The "royal privy council", consisting of counts and barons, used to gather in the Conference Hall, then also known as the Council Chamber. Here decisions were taken concerning the welfare of the population, with the sovereign as sole authority and head of a modern administrative system. The Conference Hall was the political heart of the Residenz. Art, too, was at the service of the repraesentatio majestatis, and music was present everywhere, as an integral part of the festive culture and court ceremonial. Musical soirées, held almost daily, could last for several hours. So not only musicians were necessary, but also composers, since new music had to be written for every festive occasion. They worked under high pressure – and one of these court composers was a certain Wolfgang Amadeus Mozart.
Two archbishops are associated with him: Sigismund Schrattenbach, his patron as a child prodigy, and Hieronymus Colloredo, with whom he played chamber music. Here, at the age of six, Mozart gave his first concert at court, and many of his works – for instance his A major Violin Concerto K219 – were first performed here.

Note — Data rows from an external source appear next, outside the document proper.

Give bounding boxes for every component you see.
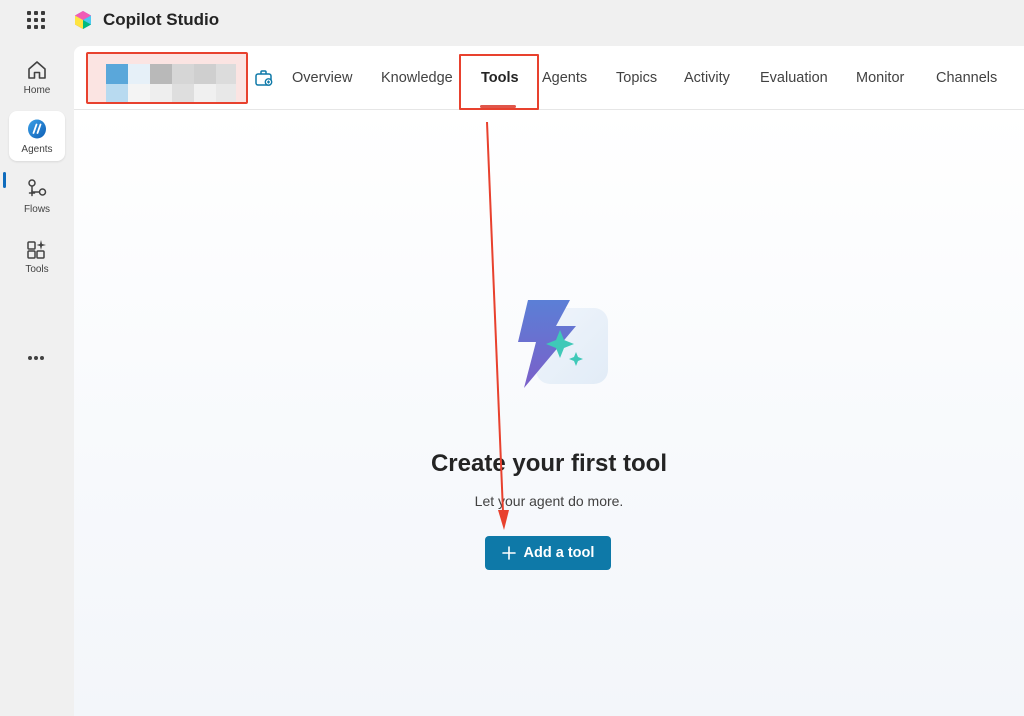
app-title: Copilot Studio	[103, 10, 220, 29]
agent-briefcase-icon[interactable]	[254, 68, 274, 88]
tab-activity[interactable]: Activity	[684, 70, 730, 86]
top-app-bar: Copilot Studio	[0, 0, 1024, 44]
tab-tools[interactable]: Tools	[481, 70, 519, 86]
rail-item-home[interactable]: Home	[9, 52, 65, 102]
rail-item-label: Home	[23, 84, 51, 96]
tools-empty-state: Create your first tool Let your agent do…	[74, 110, 1024, 716]
rail-item-label: Agents	[21, 143, 53, 155]
lightning-sparkle-icon	[518, 300, 608, 388]
rail-item-label: Flows	[23, 203, 51, 215]
agent-name-redacted[interactable]: n	[86, 52, 248, 104]
active-tab-underline	[480, 105, 516, 108]
tab-topics[interactable]: Topics	[616, 70, 657, 86]
main-panel: n Overview Knowledge Tools Agents Topics…	[74, 46, 1024, 716]
rail-item-agents[interactable]: Agents	[9, 111, 65, 161]
copilot-studio-logo-icon	[75, 11, 91, 29]
rail-active-indicator	[3, 172, 6, 188]
rail-item-flows[interactable]: Flows	[9, 171, 65, 221]
left-nav-rail: Home Agents Flows Tools	[0, 44, 72, 716]
app-launcher-icon[interactable]	[26, 10, 46, 30]
rail-item-tools[interactable]: Tools	[9, 231, 65, 281]
empty-state-title: Create your first tool	[430, 450, 668, 477]
add-tool-button[interactable]: Add a tool	[485, 536, 611, 570]
tab-evaluation[interactable]: Evaluation	[760, 70, 828, 86]
plus-icon	[501, 546, 516, 560]
tab-channels[interactable]: Channels	[936, 70, 997, 86]
tab-overview[interactable]: Overview	[292, 70, 352, 86]
tab-agents[interactable]: Agents	[542, 70, 587, 86]
tab-knowledge[interactable]: Knowledge	[381, 70, 453, 86]
more-icon[interactable]	[24, 350, 48, 366]
add-tool-button-label: Add a tool	[523, 545, 595, 561]
agents-icon	[28, 119, 46, 138]
agent-tab-bar: n Overview Knowledge Tools Agents Topics…	[74, 46, 1024, 110]
tools-icon	[27, 239, 46, 259]
empty-state-subtitle: Let your agent do more.	[474, 493, 624, 509]
flows-icon	[28, 178, 47, 196]
tab-monitor[interactable]: Monitor	[856, 70, 904, 86]
rail-item-label: Tools	[25, 263, 49, 275]
home-icon	[28, 60, 46, 79]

In those days, the music of this now esteemed, world-famous genius served as entertainment at all manner of festive occasions, and was regarded as extremely modern – though at the time probably often perceived merely as background music or fringe programme. For this reason, among others, he felt his position at the archiepiscopal court as servitude, and at the age of 25 he resigned his post in Salzburg and went to Vienna.